Después de la supervisión me quedé más tranquila. Sin tener con exactitud un diagnóstico (“Date más tiempo para escuchar”, decía mi supervisora), nos inclinamos por la histeria. Y en esta instancia de supervisión apareció la pregunta por la transferencia[4]: “¿Cómo te ve ella? ¿En qué lugar te ubica?” – me preguntó mi supervisora. Ahí me di cuenta que yo también estaba en un lugar de amo. Y que ella esperaba de mí respuestas sobre qué hacer: con el embarazo, con la facultad, con el marido, con la violencia familiar. Y yo parecía estar dispuesta a dárselas. También había caído en dotarla de atributos, ya que se mostraba siempre desde lo que no tenía, desde lo que le faltaba. La histérica busca hacerle falta al Otro. Yo me había propuesto sacarla adelante, se había convertido en un desafío personal. ¿Qué actualizaba de su vida en este escenario del consultorio? También me ubicó (al final, en el comentario a la obstetra) en la misma línea que el resto de las mujeres que tuvo que abandonar por “recomendación” del marido. Al final, el marido “se salió con la suya”: siguió cerrando el círculo de control, y yo aparecí como alguien más del mundo exterior a ese círculo que había que eliminar, para seguir manteniendo a L. bajo control. Pura objetalización histérica.

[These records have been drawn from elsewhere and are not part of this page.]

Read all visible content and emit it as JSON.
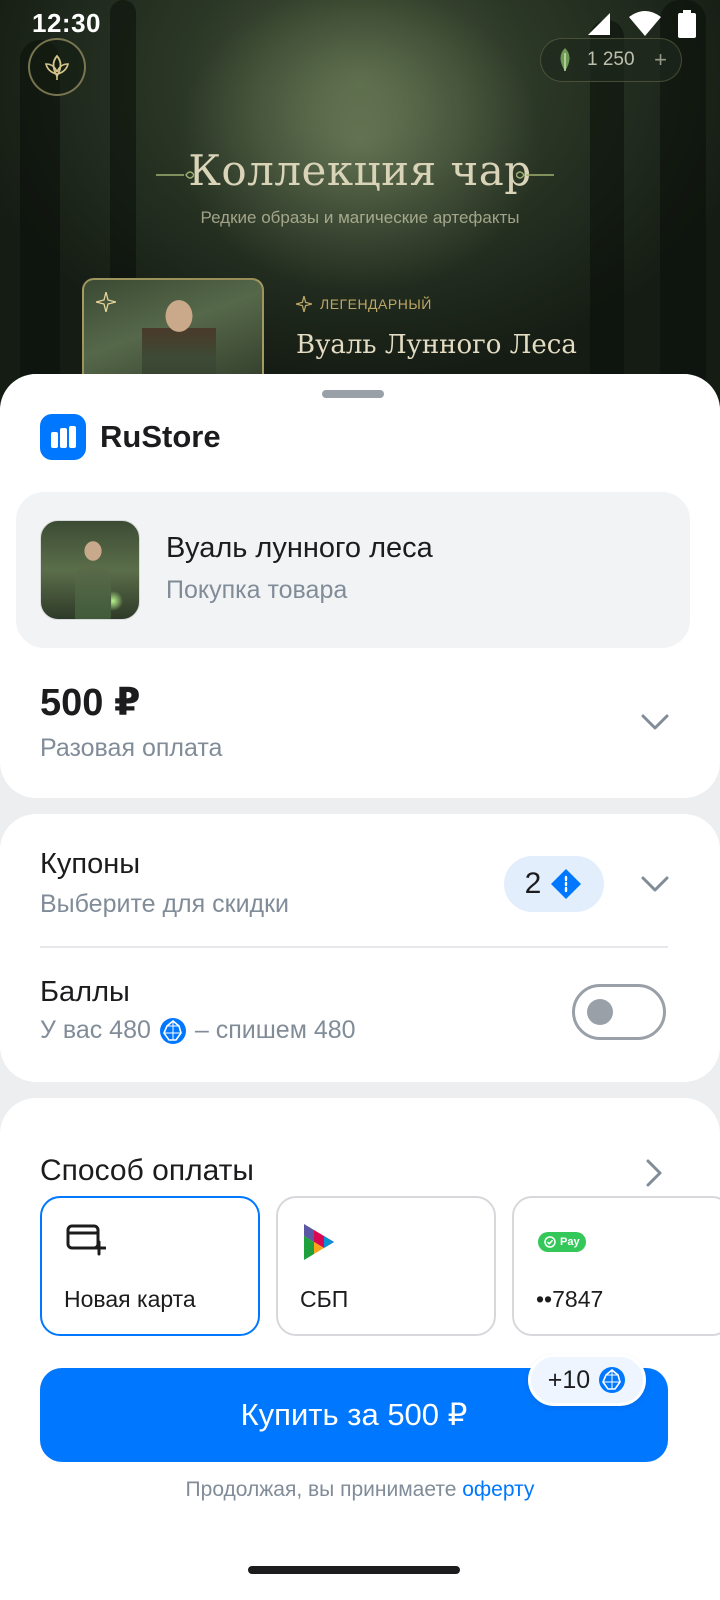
{
  "status_bar": {
    "time": "12:30"
  },
  "game": {
    "currency_amount": "1 250",
    "currency_plus": "+",
    "title": "Коллекция чар",
    "subtitle": "Редкие образы и магические артефакты",
    "rarity": "ЛЕГЕНДАРНЫЙ",
    "item_name": "Вуаль Лунного Леса"
  },
  "sheet": {
    "brand": "RuStore",
    "product": {
      "title": "Вуаль лунного леса",
      "subtitle": "Покупка товара"
    },
    "price": {
      "amount": "500 ₽",
      "type": "Разовая оплата"
    },
    "coupons": {
      "title": "Купоны",
      "subtitle": "Выберите для скидки",
      "count": "2"
    },
    "points": {
      "title": "Баллы",
      "prefix": "У вас 480",
      "suffix": "– спишем 480",
      "toggle_on": false
    },
    "payment": {
      "title": "Способ оплаты",
      "methods": [
        {
          "label": "Новая карта",
          "icon": "add-card-icon",
          "selected": true
        },
        {
          "label": "СБП",
          "icon": "sbp-logo-icon",
          "selected": false
        },
        {
          "label": "••7847",
          "icon": "pay-badge-icon",
          "badge": "Pay",
          "selected": false
        }
      ]
    },
    "buy_button": "Купить за 500 ₽",
    "bonus": "+10",
    "legal": {
      "text": "Продолжая, вы принимаете ",
      "link": "оферту"
    }
  },
  "colors": {
    "accent": "#0077ff",
    "secondary_text": "#818c99",
    "sheet_bg": "#edeef0"
  }
}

¡Cuantos matices puede ofrecer la transferencia! No hay la transferencia, hay transferencias. Hay tantas transferencias como situaciones puedan constituirse con el pedido que uno dirige a otro que se ofrece, allí, como analista[5].

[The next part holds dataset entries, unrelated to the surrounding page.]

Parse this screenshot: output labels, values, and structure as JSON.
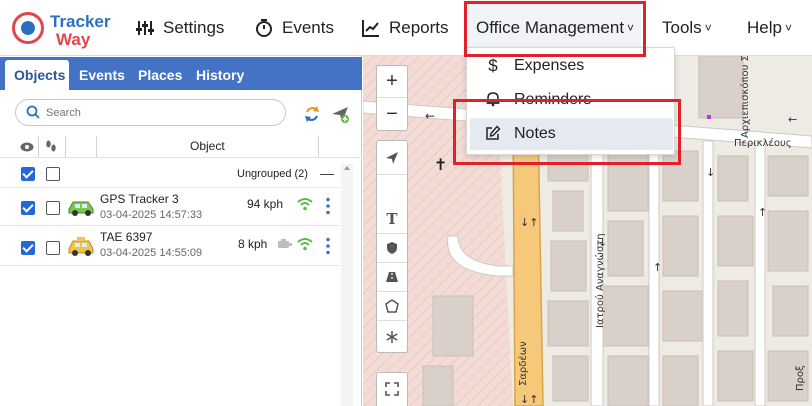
{
  "brand": {
    "line1": "Tracker",
    "line2": "Way"
  },
  "nav": {
    "settings": "Settings",
    "events": "Events",
    "reports": "Reports",
    "office": "Office Management",
    "tools": "Tools",
    "help": "Help"
  },
  "dropdown": {
    "items": [
      {
        "label": "Expenses",
        "icon": "dollar-icon"
      },
      {
        "label": "Reminders",
        "icon": "bell-icon"
      },
      {
        "label": "Notes",
        "icon": "edit-note-icon"
      }
    ]
  },
  "tabs": [
    "Objects",
    "Events",
    "Places",
    "History"
  ],
  "search": {
    "placeholder": "Search"
  },
  "table": {
    "object_header": "Object"
  },
  "group": {
    "label": "Ungrouped (2)"
  },
  "objects": [
    {
      "name": "GPS Tracker 3",
      "time": "03-04-2025 14:57:33",
      "speed": "94 kph",
      "car_color": "#7cc84a",
      "checked": true
    },
    {
      "name": "TAE 6397",
      "time": "03-04-2025 14:55:09",
      "speed": "8 kph",
      "car_color": "#f3c441",
      "checked": true
    }
  ],
  "map": {
    "street_labels": [
      "Περικλέους",
      "Αρχιεπισκόπου Σ",
      "Ιατρού Αναγνώστη",
      "Σαρδέων",
      "Προξ"
    ],
    "route_marker": "↓↑"
  },
  "colors": {
    "accent": "#4472c4",
    "highlight": "#e0202a",
    "road": "#f6c97a"
  }
}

En cada tratamiento, en cada análisis se realiza una “neocreación” de una “enfermedad artificial” (neurosis de transferencia), la cual sustituye el padecimiento que había originado la demanda[6].

“Un caso se define como el relato hecho por un practicante cuando reconstruye el recuerdo de una experiencia terapéutica destacada. Tal reconstrucción sólo puede ser una ficción, puesto que el analista recuerda el encuentro con el analizando a través del filtro de su vivencia como terapeuta, lo reajusta de acuerdo con la teoría que quiere validar y, no olvidemos este punto, lo redacta siguiendo las leyes restringidas de la escritura (...)
Es así como el caso clínico resulta siempre de una diferencia inevitable entre lo real de donde surgió y el relato en el cual cobra forma. De una experiencia verdadera, extraemos una ficción y, a través de esta ficción, inducimos en el lector efectos reales. Partiendo de lo real creamos la ficción y, con la ficción, recreamos lo real[7]”.




PS. MONICA SÁNCHEZ



[1] Freud, Sigmund. “Sobre la iniciación del tratamiento” (Nuevos Consejos sobre la técnica del psicoanálisis, I) 1913. Obras Completas. Amorrortu Editores.
[2] Nasio, Juan David. “Los más famosos casos de psicosis” Capítulo 1. Revista FORT-DA Nº4 Agosto de 2001.
[3] Díaz Romero, R. “La pregunta por la técnica del psicoanálisis” Homo Sapiens. 1999.
[4] Mi intención es en la segunda parte de este trabajo, poder teorizar un poco acerca de la transferencia y la repetición.
[5] Díaz Romero, Ricardo. “Si el SSS no es un hecho natural, entonces...” Seminario Hospital Provincial de Rosario. 1999.
[6] Freud, S. “Conferencia 27”. Tomo XVI. Página 404. Obras Completas.
[7] Nasio, Juan David. “Los más famosos casos de psicosis” Capítulo 1. Revista FORT-DA Nº4 Agosto de 2001.